On Sunday, the U.S. Transportation Security Administration announced a new policy requiring that travelers to the United States turn on their devices at the request of airport security personnel. Devices that cannot be powered on will be barred from the aircraft, and passengers in possession of such devices may also be subjected to additional screening. While a number of commenters have lamented the policy change on the grounds that it is likely to cause confusion and otherwise inconvenience passengers, the move could also aggravate the risks journalists already face when traveling with sensitive materials such as notes, unpublished photographs, or information about sources.

Reuters reported on July 4 that the new TSA policy was prompted by fears among some U.S. government officials that Al-Qaeda-affiliated militant groups may seek to build bombs into electronic devices. The policy does not grant airport screeners the broad authority to search electronic devices frequently exercised by U.S. Customs and Border Protection, a practice under challenge by civil rights groups and that has reportedly been used against journalists. “Journalists should know that their items aren’t going to be searched” under the new policy, a Department of Homeland Security official, who declined to be identified due to the sensitivity of the issue, told CPJ. “Their items aren’t going to be taken from them.” TSA’s interest, the official said, is in whether devices turn on at all.

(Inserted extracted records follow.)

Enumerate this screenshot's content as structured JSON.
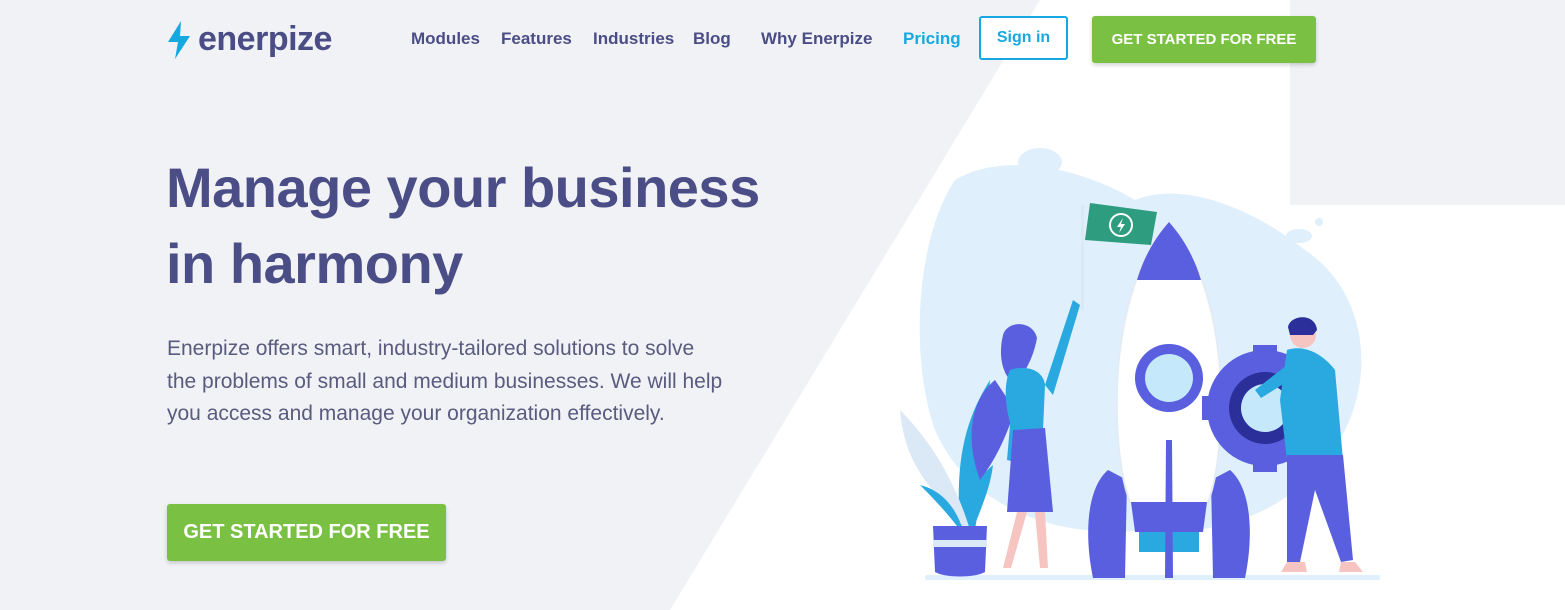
{
  "brand": {
    "name": "enerpize",
    "logo_icon": "lightning-bolt-icon",
    "logo_color": "#16a9df"
  },
  "nav": {
    "links": [
      {
        "label": "Modules",
        "active": false
      },
      {
        "label": "Features",
        "active": false
      },
      {
        "label": "Industries",
        "active": false
      },
      {
        "label": "Blog",
        "active": false
      },
      {
        "label": "Why Enerpize",
        "active": false
      },
      {
        "label": "Pricing",
        "active": true
      }
    ],
    "signin_label": "Sign in",
    "cta_label": "GET STARTED FOR FREE"
  },
  "hero": {
    "title_line1": "Manage your business",
    "title_line2": "in harmony",
    "description": "Enerpize offers smart, industry-tailored solutions to solve the problems of small and medium businesses. We will help you access and manage your organization effectively.",
    "cta_label": "GET STARTED FOR FREE"
  },
  "illustration": {
    "icons": [
      "rocket-icon",
      "flag-icon",
      "gear-icon",
      "plant-icon",
      "woman-figure",
      "man-figure"
    ]
  },
  "colors": {
    "primary": "#4b4d86",
    "accent": "#16a9df",
    "cta": "#7ac143",
    "background": "#f0f2f5",
    "illustration_purple": "#5a5fe0",
    "illustration_blue": "#1aa4e0"
  }
}
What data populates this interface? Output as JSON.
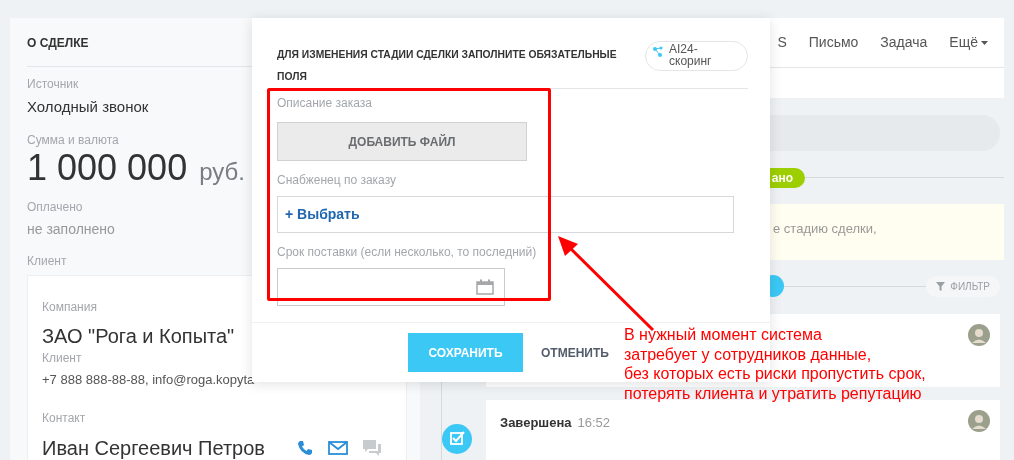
{
  "deal_panel": {
    "title": "О СДЕЛКЕ",
    "source": {
      "label": "Источник",
      "value": "Холодный звонок"
    },
    "amount": {
      "label": "Сумма и валюта",
      "value": "1 000 000",
      "currency": "руб."
    },
    "paid": {
      "label": "Оплачено",
      "value": "не заполнено"
    },
    "client": {
      "label": "Клиент",
      "company_label": "Компания",
      "company_name": "ЗАО \"Рога и Копыта\"",
      "company_role": "Клиент",
      "company_contacts": "+7 888 888-88-88, info@roga.kopyta",
      "contact_label": "Контакт",
      "contact_name": "Иван Сергеевич Петров"
    }
  },
  "timeline": {
    "tabs": [
      {
        "label": "S"
      },
      {
        "label": "Письмо"
      },
      {
        "label": "Задача"
      },
      {
        "label": "Ещё"
      }
    ],
    "stage_badge": "ано",
    "notice": "е стадию сделки,",
    "filter": "ФИЛЬТР",
    "event": {
      "status": "Завершена",
      "time": "16:52"
    }
  },
  "modal": {
    "title": "ДЛЯ ИЗМЕНЕНИЯ СТАДИИ СДЕЛКИ ЗАПОЛНИТЕ ОБЯЗАТЕЛЬНЫЕ ПОЛЯ",
    "scoring_badge": "AI24-скоринг",
    "fields": [
      {
        "kind": "file",
        "label": "Описание заказа",
        "action": "ДОБАВИТЬ ФАЙЛ"
      },
      {
        "kind": "selector",
        "label": "Снабженец по заказу",
        "action": "+ Выбрать"
      },
      {
        "kind": "date",
        "label": "Срок поставки (если несколько, то последний)"
      }
    ],
    "buttons": [
      {
        "label": "СОХРАНИТЬ",
        "primary": true
      },
      {
        "label": "ОТМЕНИТЬ",
        "primary": false
      }
    ]
  },
  "annotation": {
    "lines": [
      "В нужный момент система",
      "затребует у сотрудников данные,",
      "без которых есть риски пропустить срок,",
      "потерять клиента и утратить репутацию"
    ]
  }
}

Because TSA does not have screening operations outside the U.S., however, enforcement of the new policy falls to a variety of public and private actors across a range of countries. As such, it is unclear how the mandate will be implemented. It is also unclear just what counts as a “device”: although smartphones and laptops are obvious examples, cameras and video equipment are also possible targets for inspection, as are hard drives, USB drives, and other storage media that lack an LCD screen or other means of showing that they are “on.”

Given this uncertainty, journalists should think about how to protect their work long before heading to the airport. CPJ’s Journalist Security Guide provides good guidance on information-security best practices. Specifically, journalists should utilize full disk encryption, enable a firmware password for any laptop, and fully shut down all devices prior to entering security to ensure that encryption keys cannot be pulled easily from RAM. Securely wiping all non-laptop mobile devices–which can easily be restored from a copy kept on an encrypted laptop once airborne, then re-wiped prior to landing–may also be prudent.

As the U.S. Supreme Court put it in a landmark case on cell phone privacy just two weeks ago, officials “may examine the phone’s physical aspects to ensure that it will not be used as a weapon, but the data on the phone can endanger no one.” While TSA seems to be taking this admonition into account, at the end of the day it is up to journalists to protect themselves–and their sources.